REV. DR. MICHELLE J. MORRIS HAS A MASTER OF DIVINITY DEGREE AND A PH.D. IN RELIGIOUS STUDIES BOTH FROM SOUTHERN METHODIST UNIVERSITY. SHE ALSO SERVES AS A UNITED METHODIST PASTOR IN ARKANSAS. SHE STARTED THIS BLOG BECAUSE SHE TAKES THE BIBLE SERIOUSLY, NOT LITERALLY. FOLLOW THE BLOG AND YOU WILL SEE WHAT SHE MEANS.

Remain Until You Leave

Remain Until You Leave

Whatever house you enter, remain there until you leave that place. (Luke 9:4, CEB translation)

A couple weeks ago, we got the first announcement in our conference of a pastor planning to retire at the end of this appointment year in June 2020. There will undoubtedly be more. There always are. This year in particular, everyone is watching how many retirements there will be in light of the state of the United Methodist Church. Some may get out while the getting is… not good exactly, but not a flaming hell ball either (though on the other side of General Conference in 2020, who knows?!).

The announcement of a retirement has activated the kitchen cabinets. For those of you unfamiliar with Methodism, or unfamiliar with how your pastors talk within Methodism, the kitchen cabinets are all the groups of pastor friends across the conference who start sharing with each other their conjectures about who will get appointed to any church that is going to have an opening. They are called kitchen cabinets because they mimic the work of the Bishop and the Bishop’s Cabinet, who actually make pastoral appointments.

All this talk among the cabinets, combined with spending a month reflecting on Pastor Appreciation, has me thinking about pastoral transitions.  In fact, I had an opportunity to share with a lay person those very reflections.  It went something like this:

I need you to understand what life in the itinerancy is like. All of us who have vowed into this system, every year we know we only have a year at a time. We know that. But we throw ourselves fully into being part of the community. We love our people deeply and we walk through every significant part of their lives. We do that, right up until the day we know we are moving. That day, though, we start the transition. We still do the work. We are still present. We do the funeral right up until the last day. But we do pull ourselves back. We start getting some emotional distance.

It is the only way we survive this life. You see, we are asked, expected, to love people deeply.

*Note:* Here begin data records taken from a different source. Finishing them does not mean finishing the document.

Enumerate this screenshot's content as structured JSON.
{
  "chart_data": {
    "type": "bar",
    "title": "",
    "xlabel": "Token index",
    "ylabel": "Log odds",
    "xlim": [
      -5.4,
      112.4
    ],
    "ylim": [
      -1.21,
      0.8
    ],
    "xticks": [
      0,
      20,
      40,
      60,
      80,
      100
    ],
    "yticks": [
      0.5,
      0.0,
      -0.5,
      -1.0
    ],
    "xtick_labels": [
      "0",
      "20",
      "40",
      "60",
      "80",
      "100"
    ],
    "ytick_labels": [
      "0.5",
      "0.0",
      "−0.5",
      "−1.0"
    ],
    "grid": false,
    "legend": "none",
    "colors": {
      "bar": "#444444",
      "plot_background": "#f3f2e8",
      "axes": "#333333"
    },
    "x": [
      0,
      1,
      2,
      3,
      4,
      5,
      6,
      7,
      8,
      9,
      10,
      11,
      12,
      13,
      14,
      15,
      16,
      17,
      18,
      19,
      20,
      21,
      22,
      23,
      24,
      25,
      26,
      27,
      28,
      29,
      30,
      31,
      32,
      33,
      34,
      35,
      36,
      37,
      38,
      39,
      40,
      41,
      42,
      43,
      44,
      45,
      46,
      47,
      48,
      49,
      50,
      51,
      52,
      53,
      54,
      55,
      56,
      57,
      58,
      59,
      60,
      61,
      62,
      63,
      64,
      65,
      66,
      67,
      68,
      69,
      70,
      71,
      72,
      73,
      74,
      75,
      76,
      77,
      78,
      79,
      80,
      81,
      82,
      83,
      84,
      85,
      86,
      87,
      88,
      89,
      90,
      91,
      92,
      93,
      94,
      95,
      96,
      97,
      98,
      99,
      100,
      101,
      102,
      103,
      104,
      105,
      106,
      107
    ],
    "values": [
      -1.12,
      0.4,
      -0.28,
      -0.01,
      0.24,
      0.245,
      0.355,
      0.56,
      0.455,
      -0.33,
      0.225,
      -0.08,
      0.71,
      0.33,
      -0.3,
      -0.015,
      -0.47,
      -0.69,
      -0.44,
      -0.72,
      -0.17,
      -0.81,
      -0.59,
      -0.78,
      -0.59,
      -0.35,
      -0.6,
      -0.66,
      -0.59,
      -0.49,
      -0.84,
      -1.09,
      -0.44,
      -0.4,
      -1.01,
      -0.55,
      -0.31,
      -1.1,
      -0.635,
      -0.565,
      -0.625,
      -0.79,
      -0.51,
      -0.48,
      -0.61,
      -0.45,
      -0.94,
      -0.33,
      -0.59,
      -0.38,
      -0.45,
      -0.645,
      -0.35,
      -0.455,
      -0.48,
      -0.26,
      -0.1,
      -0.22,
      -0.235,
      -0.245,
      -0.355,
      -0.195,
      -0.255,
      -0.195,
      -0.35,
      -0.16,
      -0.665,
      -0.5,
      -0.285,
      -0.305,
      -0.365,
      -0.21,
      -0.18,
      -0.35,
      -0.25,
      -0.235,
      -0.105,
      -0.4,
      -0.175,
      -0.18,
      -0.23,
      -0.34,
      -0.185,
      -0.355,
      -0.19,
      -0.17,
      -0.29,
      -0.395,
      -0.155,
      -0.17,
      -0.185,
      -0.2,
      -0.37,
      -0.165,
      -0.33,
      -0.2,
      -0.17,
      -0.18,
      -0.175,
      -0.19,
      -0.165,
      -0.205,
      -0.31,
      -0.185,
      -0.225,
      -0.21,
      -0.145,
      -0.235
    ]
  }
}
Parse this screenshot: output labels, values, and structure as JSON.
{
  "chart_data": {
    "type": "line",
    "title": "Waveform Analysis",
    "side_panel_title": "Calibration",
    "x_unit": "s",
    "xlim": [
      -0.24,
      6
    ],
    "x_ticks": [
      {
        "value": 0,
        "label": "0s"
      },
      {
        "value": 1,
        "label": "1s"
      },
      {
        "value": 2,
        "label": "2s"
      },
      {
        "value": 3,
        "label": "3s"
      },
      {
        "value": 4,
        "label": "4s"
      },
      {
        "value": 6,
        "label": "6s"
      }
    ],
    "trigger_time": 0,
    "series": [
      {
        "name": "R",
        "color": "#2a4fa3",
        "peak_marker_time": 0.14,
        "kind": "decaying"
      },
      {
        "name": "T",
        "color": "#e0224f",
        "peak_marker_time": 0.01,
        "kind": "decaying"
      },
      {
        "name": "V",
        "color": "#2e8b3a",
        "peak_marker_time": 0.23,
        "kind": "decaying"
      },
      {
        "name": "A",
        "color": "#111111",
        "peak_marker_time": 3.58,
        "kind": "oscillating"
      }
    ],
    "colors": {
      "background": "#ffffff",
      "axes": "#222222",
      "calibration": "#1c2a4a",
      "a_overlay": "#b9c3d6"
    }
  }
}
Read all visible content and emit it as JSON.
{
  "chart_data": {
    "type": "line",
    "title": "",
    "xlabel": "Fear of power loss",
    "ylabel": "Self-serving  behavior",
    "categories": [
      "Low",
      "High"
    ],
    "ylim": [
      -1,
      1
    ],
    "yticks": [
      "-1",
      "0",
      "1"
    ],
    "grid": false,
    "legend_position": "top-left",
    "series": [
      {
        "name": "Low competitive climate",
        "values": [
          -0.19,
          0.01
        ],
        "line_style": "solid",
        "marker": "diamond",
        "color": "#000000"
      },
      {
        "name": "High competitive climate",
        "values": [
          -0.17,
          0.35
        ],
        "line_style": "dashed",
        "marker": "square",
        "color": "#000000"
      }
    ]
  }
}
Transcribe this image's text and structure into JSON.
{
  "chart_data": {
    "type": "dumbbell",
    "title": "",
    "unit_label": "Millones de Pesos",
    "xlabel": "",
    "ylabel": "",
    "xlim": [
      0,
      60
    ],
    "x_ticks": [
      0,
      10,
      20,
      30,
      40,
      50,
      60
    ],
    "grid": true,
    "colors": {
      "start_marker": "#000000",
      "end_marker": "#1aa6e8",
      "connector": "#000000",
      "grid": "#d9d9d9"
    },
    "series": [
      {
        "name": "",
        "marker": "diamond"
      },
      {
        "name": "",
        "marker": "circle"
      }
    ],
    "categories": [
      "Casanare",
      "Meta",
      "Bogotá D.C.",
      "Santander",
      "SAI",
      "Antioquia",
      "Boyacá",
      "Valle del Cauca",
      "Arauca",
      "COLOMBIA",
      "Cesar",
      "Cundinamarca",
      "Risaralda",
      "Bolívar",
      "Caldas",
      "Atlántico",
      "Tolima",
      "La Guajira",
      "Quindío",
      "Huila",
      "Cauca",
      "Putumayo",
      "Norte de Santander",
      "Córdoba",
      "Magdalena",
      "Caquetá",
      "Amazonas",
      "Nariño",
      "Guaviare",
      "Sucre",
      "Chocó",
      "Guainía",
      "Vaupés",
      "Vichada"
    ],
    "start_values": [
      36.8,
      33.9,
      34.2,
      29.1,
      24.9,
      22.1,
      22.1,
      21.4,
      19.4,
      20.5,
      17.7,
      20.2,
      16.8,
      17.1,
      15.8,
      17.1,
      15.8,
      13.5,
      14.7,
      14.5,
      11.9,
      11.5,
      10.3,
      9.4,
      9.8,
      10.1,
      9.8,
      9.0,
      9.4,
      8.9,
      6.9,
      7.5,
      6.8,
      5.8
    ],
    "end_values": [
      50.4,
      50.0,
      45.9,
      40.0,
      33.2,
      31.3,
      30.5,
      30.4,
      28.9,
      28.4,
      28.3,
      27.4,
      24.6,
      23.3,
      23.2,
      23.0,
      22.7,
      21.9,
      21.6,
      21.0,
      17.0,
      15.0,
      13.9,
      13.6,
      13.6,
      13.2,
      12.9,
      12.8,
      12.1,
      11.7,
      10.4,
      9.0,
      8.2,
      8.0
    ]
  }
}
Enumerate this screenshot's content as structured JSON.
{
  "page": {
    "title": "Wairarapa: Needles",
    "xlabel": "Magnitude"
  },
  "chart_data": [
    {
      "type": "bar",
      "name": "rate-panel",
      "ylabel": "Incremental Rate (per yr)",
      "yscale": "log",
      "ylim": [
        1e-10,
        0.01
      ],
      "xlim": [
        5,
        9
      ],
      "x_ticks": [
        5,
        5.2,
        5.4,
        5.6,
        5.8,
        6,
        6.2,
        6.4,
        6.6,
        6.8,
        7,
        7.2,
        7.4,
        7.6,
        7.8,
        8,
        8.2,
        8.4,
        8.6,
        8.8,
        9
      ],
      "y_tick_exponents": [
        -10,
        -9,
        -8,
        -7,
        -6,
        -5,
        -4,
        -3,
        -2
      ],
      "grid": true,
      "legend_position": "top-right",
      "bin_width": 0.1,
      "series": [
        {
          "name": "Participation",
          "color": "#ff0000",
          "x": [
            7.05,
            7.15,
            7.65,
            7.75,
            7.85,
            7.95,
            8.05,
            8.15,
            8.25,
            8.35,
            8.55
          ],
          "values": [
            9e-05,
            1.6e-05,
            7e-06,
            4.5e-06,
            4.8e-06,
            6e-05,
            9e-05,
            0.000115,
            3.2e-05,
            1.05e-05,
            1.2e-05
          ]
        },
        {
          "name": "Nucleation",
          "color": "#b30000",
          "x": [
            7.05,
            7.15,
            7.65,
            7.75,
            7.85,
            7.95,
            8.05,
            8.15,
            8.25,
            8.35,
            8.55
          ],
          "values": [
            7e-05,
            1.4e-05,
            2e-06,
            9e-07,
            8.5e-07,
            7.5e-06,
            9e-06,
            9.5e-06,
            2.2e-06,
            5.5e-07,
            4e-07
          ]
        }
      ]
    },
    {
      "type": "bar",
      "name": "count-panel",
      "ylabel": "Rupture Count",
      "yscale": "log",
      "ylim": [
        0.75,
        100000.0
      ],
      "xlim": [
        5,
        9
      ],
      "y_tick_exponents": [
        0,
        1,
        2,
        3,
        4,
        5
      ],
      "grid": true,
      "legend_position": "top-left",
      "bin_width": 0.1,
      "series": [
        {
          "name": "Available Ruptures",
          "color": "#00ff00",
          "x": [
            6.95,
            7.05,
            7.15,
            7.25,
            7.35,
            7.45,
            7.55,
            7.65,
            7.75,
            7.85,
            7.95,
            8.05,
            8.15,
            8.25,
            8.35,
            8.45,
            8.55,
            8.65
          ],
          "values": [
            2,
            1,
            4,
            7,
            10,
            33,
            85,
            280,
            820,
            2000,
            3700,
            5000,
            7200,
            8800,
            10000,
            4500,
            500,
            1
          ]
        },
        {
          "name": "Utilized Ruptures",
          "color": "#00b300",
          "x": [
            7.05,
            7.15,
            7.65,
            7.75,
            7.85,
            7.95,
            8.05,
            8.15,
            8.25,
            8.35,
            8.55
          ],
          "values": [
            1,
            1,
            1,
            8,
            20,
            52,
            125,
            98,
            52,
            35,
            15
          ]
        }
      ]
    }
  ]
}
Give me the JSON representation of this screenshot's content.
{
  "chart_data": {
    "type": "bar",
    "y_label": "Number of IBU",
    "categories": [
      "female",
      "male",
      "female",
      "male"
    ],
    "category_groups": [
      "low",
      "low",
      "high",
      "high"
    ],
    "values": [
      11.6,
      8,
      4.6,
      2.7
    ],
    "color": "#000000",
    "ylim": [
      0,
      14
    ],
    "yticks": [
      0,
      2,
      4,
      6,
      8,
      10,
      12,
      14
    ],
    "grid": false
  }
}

And then a day comes, like ripping a bandaid off, when we stop loving that group of people and turn around and start loving another group of people, just as deeply. I know the theology behind this. I know the discipline, and it is a discipline I am called to. But that doesn’t make the reality any easier to live. So when we know we are leaving, we have to start giving ourselves the space we need to survive this life. We have to start making the transition from one people to another.

Pastoral transitions are hard on everyone, even when a church is ready to get rid of their pastor. That change, whether welcome or not, is a moment of loss. I know that laity suffer the pains too. But you lose one. We lose tens. Or hundreds. Or thousands. Also, laity have some luxury about how deeply they invite a pastor in at the beginning. Pastors do not have that freedom. We go where we are called. And often that means walking with people through death and birth within days of arriving at a new place. It is an honor. It is holy ground. It is a privilege I and my colleagues never take for granted.

And, it is hard. Sometimes ridiculously hard.

In this month of Pastor Appreciation, then, I invite us all to just pause and see what those of us who are in itinerant systems actually do. And let’s remember we do it out of love, for Jesus and for Jesus’ people. No one ever said following Christ would be easy. The itinerancy regularly puts that reality in action.

As the Gospel of Luke reminds us, those who are sent out for Christ are called to go into the lives of others. To reside in their home. To be fully present in their lives. The itinerancy is that call lived out. And when we go, we remain… until we leave. And then we leave. And someone else comes behind us, and we trust that they will love you just as deeply as we did. But whether they do or not, we are still called to go.

The verse after the one in Luke quoted here tells Jesus’ followers to shake the dust off your feet if a place doesn’t welcome you. But what do you do about the ones that do welcome you? Eventually, you still have to leave. And then it is not that you have to shake the dust off your feet.  No, instead you find yourself having to shake the dust off your heart. And that is more difficult than we like to admit.